The Bronze was nominated because of its identity with Thanksgiving. The Narragansett, named after Narragansett Bay in Rhode Island, was the first turkey variety developed in the United States. The Bourbon Red was developed in and named after Bourbon County, Kentucky; the rich red color of its plumage resembles the whiskey for which that county is better recognized. The Jersey Buff was a mid-20th century product of New Jersey. In 2001, these four varieties of heritage turkeys officially "boarded" the Ark USA.
"All were commercially viable until the turkey industry moved indoors in the 1960s, and the industry switched to Broad Breasted White turkeys," says Bixby, now technical program director of the Conservancy. Today, Reese of Good Shepherd Turkey Ranch is looking for growers to help him raise enough heritage turkeys to meet the demand for the birds he can now sell at $4 a pound, and other people who raise old-time turkeys are revving up their operations, too.
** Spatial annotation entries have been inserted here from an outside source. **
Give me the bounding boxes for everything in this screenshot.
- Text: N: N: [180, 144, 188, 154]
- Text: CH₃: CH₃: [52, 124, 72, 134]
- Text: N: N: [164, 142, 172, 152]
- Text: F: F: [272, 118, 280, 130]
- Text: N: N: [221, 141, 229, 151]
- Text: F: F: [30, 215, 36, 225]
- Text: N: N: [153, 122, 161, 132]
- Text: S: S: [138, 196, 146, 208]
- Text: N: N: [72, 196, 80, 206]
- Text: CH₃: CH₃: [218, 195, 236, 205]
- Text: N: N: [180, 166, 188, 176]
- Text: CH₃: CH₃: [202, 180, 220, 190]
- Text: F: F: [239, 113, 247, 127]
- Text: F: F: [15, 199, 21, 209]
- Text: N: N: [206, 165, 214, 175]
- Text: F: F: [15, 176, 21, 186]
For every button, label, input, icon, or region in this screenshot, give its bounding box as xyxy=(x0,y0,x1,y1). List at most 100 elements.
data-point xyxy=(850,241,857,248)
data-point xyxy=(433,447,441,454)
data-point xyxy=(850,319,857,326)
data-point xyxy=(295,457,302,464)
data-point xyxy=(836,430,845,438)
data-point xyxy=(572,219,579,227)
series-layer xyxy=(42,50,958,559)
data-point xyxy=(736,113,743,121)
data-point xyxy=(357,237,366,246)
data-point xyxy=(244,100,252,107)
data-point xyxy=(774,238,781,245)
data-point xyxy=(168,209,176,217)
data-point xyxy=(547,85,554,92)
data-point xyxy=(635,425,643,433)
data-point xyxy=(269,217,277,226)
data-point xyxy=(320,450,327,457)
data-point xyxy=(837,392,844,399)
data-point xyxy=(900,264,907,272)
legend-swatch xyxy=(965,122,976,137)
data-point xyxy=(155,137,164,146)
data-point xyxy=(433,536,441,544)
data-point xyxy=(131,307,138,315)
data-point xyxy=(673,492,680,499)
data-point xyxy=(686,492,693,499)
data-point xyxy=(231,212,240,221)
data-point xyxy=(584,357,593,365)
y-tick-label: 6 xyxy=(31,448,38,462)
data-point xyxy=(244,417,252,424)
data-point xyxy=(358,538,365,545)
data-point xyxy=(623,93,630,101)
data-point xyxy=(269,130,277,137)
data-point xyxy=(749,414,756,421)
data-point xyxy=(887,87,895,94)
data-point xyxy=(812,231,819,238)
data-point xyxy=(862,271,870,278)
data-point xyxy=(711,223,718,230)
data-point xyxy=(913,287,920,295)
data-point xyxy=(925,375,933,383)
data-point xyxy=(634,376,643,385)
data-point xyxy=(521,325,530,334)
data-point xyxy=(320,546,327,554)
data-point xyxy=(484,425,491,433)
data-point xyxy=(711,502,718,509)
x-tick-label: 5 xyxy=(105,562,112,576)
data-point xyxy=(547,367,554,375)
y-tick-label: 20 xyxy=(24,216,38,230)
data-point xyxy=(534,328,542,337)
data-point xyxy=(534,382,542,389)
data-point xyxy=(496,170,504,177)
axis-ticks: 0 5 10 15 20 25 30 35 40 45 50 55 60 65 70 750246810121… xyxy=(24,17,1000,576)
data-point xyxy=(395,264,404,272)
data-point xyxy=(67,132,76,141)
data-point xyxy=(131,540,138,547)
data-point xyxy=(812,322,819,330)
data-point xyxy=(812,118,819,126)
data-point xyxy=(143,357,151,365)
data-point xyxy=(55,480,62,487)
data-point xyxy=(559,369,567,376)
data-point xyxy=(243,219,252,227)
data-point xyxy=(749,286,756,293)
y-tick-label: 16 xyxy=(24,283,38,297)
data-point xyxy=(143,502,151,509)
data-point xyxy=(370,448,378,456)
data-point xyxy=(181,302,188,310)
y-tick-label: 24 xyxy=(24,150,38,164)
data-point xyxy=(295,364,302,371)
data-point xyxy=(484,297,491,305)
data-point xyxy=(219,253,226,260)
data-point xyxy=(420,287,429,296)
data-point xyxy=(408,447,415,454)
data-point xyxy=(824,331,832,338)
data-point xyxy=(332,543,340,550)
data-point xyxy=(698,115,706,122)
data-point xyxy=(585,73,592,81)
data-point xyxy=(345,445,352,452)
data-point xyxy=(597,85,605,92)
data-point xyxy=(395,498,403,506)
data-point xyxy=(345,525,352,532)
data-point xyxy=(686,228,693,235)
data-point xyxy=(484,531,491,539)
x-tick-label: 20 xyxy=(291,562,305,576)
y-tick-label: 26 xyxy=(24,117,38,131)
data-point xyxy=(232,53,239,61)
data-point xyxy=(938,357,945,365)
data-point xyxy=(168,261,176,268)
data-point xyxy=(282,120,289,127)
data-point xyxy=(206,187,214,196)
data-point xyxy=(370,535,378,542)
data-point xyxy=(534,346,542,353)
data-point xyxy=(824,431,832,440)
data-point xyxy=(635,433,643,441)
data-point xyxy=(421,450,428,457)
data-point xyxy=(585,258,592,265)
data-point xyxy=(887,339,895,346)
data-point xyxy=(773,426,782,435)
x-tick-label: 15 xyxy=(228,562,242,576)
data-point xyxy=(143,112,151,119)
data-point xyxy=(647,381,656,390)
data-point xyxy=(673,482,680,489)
The dramatic increase in the popularity of heritage turkeys among consumers is only one of the latest developments in a 27-year effort to conserve a number of endangered livestock and poultry breeds. The ALBC has led the movement, supported by private breeders such as Reese and Glenn Drowns of Calamus, Iowa, who focuses on the preservation of poultry, including turkeys, through his Sand Hill Preservation Center.
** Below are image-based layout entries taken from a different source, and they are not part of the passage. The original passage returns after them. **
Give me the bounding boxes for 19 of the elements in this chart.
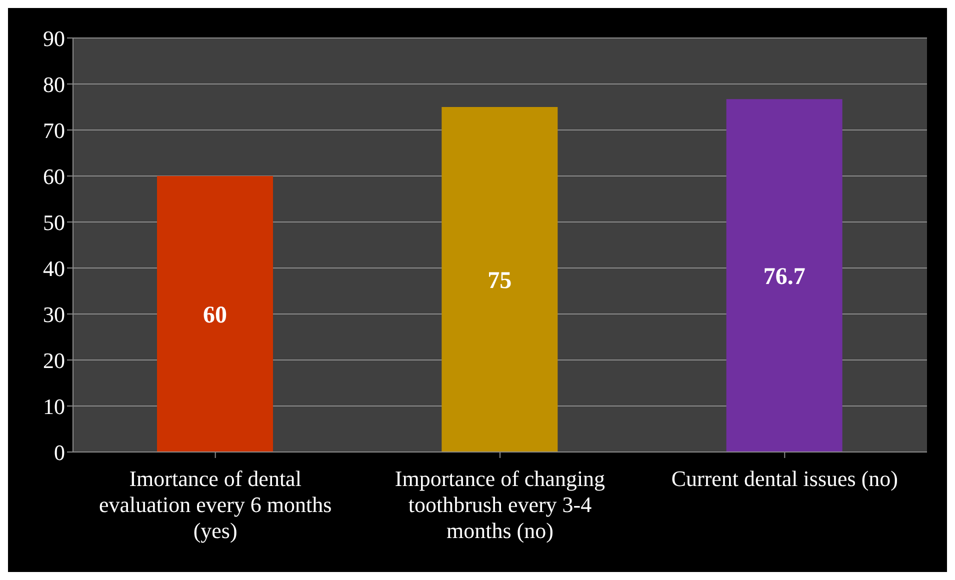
y-tick-label: 70 <box>43 118 65 143</box>
data-label: 76.7 <box>763 264 806 290</box>
bar <box>157 176 273 452</box>
y-tick-label: 10 <box>43 394 65 419</box>
data-label: 60 <box>203 302 227 329</box>
y-tick-label: 90 <box>43 26 65 51</box>
y-tick-label: 0 <box>54 440 65 465</box>
y-tick-label: 20 <box>43 348 65 373</box>
x-tick-label: Current dental issues (no) <box>671 466 898 491</box>
y-tick-label: 60 <box>43 164 65 189</box>
x-tick-label: Imortance of dental evaluation every 6 months (yes) <box>98 466 332 543</box>
y-tick-label: 30 <box>43 302 65 327</box>
bar <box>726 99 842 452</box>
y-tick-label: 50 <box>43 210 65 235</box>
bar <box>442 107 558 452</box>
x-tick-label: Importance of changing toothbrush every 3-4 months (no) <box>394 466 606 543</box>
y-tick-label: 40 <box>43 256 65 281</box>
y-tick-label: 80 <box>43 72 65 97</box>
data-label: 75 <box>488 268 512 294</box>
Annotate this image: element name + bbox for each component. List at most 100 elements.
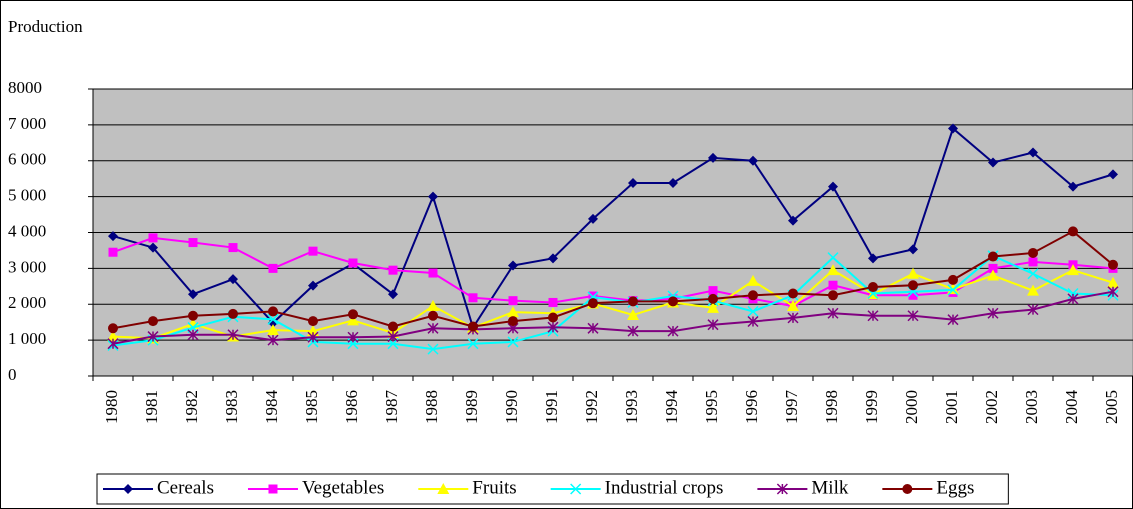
marker [428, 268, 438, 278]
marker [588, 298, 598, 309]
x-tick-label: 2001 [942, 390, 961, 424]
marker [1068, 226, 1078, 237]
marker [547, 321, 559, 333]
marker [627, 325, 639, 337]
marker [267, 334, 279, 346]
marker [627, 309, 639, 321]
marker [570, 483, 582, 495]
marker [387, 331, 399, 343]
marker [427, 322, 439, 334]
marker [868, 282, 878, 293]
y-tick-label: 2 000 [8, 293, 46, 312]
marker [827, 307, 839, 319]
marker [788, 215, 798, 226]
marker [1107, 276, 1119, 288]
marker [508, 316, 518, 327]
y-tick-label: 6 000 [8, 150, 46, 169]
legend-label: Cereals [157, 477, 214, 498]
marker [347, 331, 359, 343]
y-tick-label: 3 000 [8, 257, 46, 276]
x-tick-label: 2005 [1102, 390, 1121, 424]
marker [747, 305, 759, 317]
marker [348, 309, 358, 320]
marker [228, 274, 238, 285]
marker [788, 288, 798, 299]
marker [867, 310, 879, 322]
marker [902, 484, 913, 494]
marker [1027, 284, 1039, 296]
marker [747, 315, 759, 328]
x-tick-label: 1995 [702, 390, 721, 424]
marker [667, 325, 679, 337]
marker [508, 260, 518, 271]
marker [988, 251, 998, 262]
x-tick-label: 1989 [462, 390, 481, 424]
y-tick-label: 1 000 [8, 329, 46, 348]
marker [188, 238, 198, 248]
marker [1067, 293, 1079, 305]
x-tick-label: 2000 [902, 390, 921, 424]
y-tick-label: 7 000 [8, 114, 46, 133]
marker [1028, 147, 1038, 158]
marker [827, 264, 839, 276]
x-tick-label: 1997 [782, 390, 801, 425]
marker [987, 307, 999, 319]
marker [948, 274, 958, 285]
marker [148, 242, 158, 253]
x-tick-label: 2003 [1022, 390, 1041, 424]
legend-label: Eggs [936, 477, 974, 498]
marker [787, 312, 799, 324]
marker [947, 284, 959, 296]
x-tick-label: 1982 [182, 390, 201, 424]
series-line [112, 236, 1114, 308]
marker [268, 306, 278, 317]
marker [388, 289, 398, 300]
marker [108, 323, 118, 334]
marker [507, 306, 519, 318]
marker [427, 300, 439, 312]
x-tick-label: 1980 [102, 390, 121, 424]
marker [347, 314, 359, 326]
marker [308, 316, 318, 327]
x-tick-label: 1996 [742, 390, 761, 424]
marker [108, 247, 118, 257]
marker [268, 263, 278, 273]
marker [268, 484, 278, 494]
x-tick-label: 1986 [342, 390, 361, 424]
marker [267, 313, 279, 325]
marker [708, 286, 718, 296]
x-tick-label: 1987 [382, 390, 401, 425]
marker [708, 152, 718, 163]
marker [827, 252, 839, 264]
marker [668, 296, 678, 307]
marker [428, 191, 438, 202]
x-tick-label: 1993 [622, 390, 641, 424]
x-tick-label: 1985 [302, 390, 321, 424]
marker [747, 274, 759, 286]
x-tick-label: 1994 [662, 390, 681, 425]
marker [548, 297, 558, 307]
marker [1108, 169, 1118, 180]
marker [348, 258, 358, 268]
marker [228, 308, 238, 319]
legend-label: Milk [811, 477, 848, 498]
marker [228, 243, 238, 253]
marker [1067, 287, 1079, 300]
marker [1108, 259, 1118, 270]
marker [1027, 304, 1039, 316]
marker [267, 324, 279, 336]
marker [307, 331, 319, 343]
y-tick-label: 4 000 [8, 221, 46, 240]
marker [987, 269, 999, 281]
marker [947, 314, 959, 326]
marker [828, 280, 838, 290]
marker [1027, 268, 1039, 280]
marker [908, 290, 918, 300]
legend-label: Fruits [472, 477, 516, 498]
marker [1067, 264, 1079, 276]
marker [868, 253, 878, 264]
series-line [112, 230, 1114, 330]
x-tick-label: 1990 [502, 390, 521, 424]
marker [388, 321, 398, 332]
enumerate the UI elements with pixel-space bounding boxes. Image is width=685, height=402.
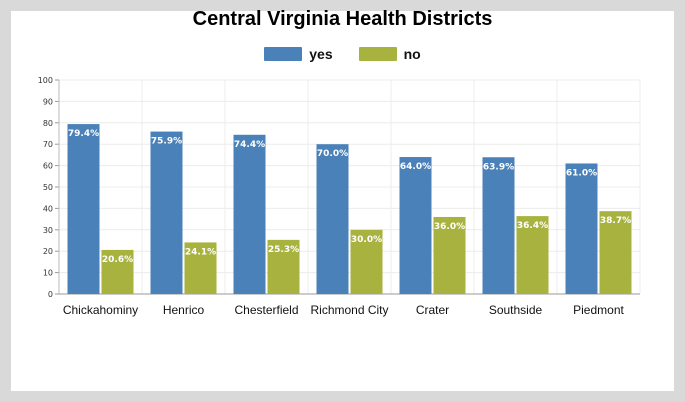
y-tick-label-60: 60: [43, 162, 53, 171]
y-tick-label-70: 70: [43, 140, 53, 149]
x-tick-label-5: Southside: [489, 303, 543, 317]
bar-no-3: [350, 229, 383, 294]
legend-swatch-yes: [264, 47, 303, 61]
y-tick-label-10: 10: [43, 269, 53, 278]
bar-no-6: [599, 211, 632, 294]
bar-no-5: [516, 216, 549, 294]
data-label-no-4: 36.0%: [434, 222, 465, 232]
bar-yes-1: [150, 131, 183, 294]
data-label-yes-1: 75.9%: [151, 137, 182, 147]
bar-yes-3: [316, 144, 349, 294]
data-label-yes-6: 61.0%: [566, 168, 597, 178]
bar-yes-5: [482, 157, 515, 294]
data-label-no-6: 38.7%: [600, 216, 631, 226]
x-tick-label-1: Henrico: [163, 303, 205, 317]
bar-yes-6: [565, 163, 598, 294]
legend: yes no: [0, 46, 685, 62]
x-tick-label-3: Richmond City: [310, 303, 388, 317]
x-tick-label-4: Crater: [416, 303, 449, 317]
legend-label-no: no: [403, 46, 421, 62]
legend-item-no[interactable]: no: [358, 46, 421, 62]
data-label-yes-4: 64.0%: [400, 162, 431, 172]
y-tick-label-0: 0: [48, 290, 53, 299]
data-label-no-5: 36.4%: [517, 221, 548, 231]
legend-swatch-no: [358, 47, 397, 61]
x-tick-label-2: Chesterfield: [234, 303, 298, 317]
data-label-no-2: 25.3%: [268, 245, 299, 255]
y-tick-label-90: 90: [43, 97, 53, 106]
data-label-yes-2: 74.4%: [234, 140, 265, 150]
y-tick-label-50: 50: [43, 183, 53, 192]
bar-no-4: [433, 216, 466, 294]
data-label-no-0: 20.6%: [102, 255, 133, 265]
data-label-yes-0: 79.4%: [68, 129, 99, 139]
y-tick-label-80: 80: [43, 119, 53, 128]
x-tick-label-0: Chickahominy: [63, 303, 138, 317]
y-tick-label-40: 40: [43, 204, 53, 213]
y-tick-label-100: 100: [38, 76, 53, 85]
bar-yes-0: [67, 124, 100, 294]
legend-item-yes[interactable]: yes: [264, 46, 333, 62]
bar-no-2: [267, 239, 300, 294]
x-tick-label-6: Piedmont: [573, 303, 624, 317]
bar-yes-2: [233, 134, 266, 294]
data-label-no-3: 30.0%: [351, 235, 382, 245]
data-label-no-1: 24.1%: [185, 247, 216, 257]
y-tick-label-30: 30: [43, 226, 53, 235]
bar-no-0: [101, 249, 134, 294]
legend-label-yes: yes: [309, 46, 333, 62]
chart-title: Central Virginia Health Districts: [192, 8, 493, 30]
y-tick-label-20: 20: [43, 247, 53, 256]
data-label-yes-5: 63.9%: [483, 162, 514, 172]
data-label-yes-3: 70.0%: [317, 149, 348, 159]
bar-yes-4: [399, 157, 432, 294]
bar-no-1: [184, 242, 217, 294]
Censuses taken in 1997 and 2003 have helped measure how threatened particular turkey varieties and other kinds of poultry are. Depending on the numbers, poultry are assigned a status ranging from "critical," (fewer than 500 breeding birds identified in North America) to "recovering," (breeds once listed as critical and now having more than 5,000 breeding birds in North America, but still in need of monitoring). Most of the turkey varieties remain on the critical list, although the numbers of some varieties are up significantly. As a species, the breeding population has increased threefold in the past five years, from 1,335 to 4,275, according to Marjorie Bender, the Conservancy's research and technical program manager. In a recently concluded Conservancy-sponsored research project, heritage turkeys showed better disease resistance and health than industrial strains under range conditions.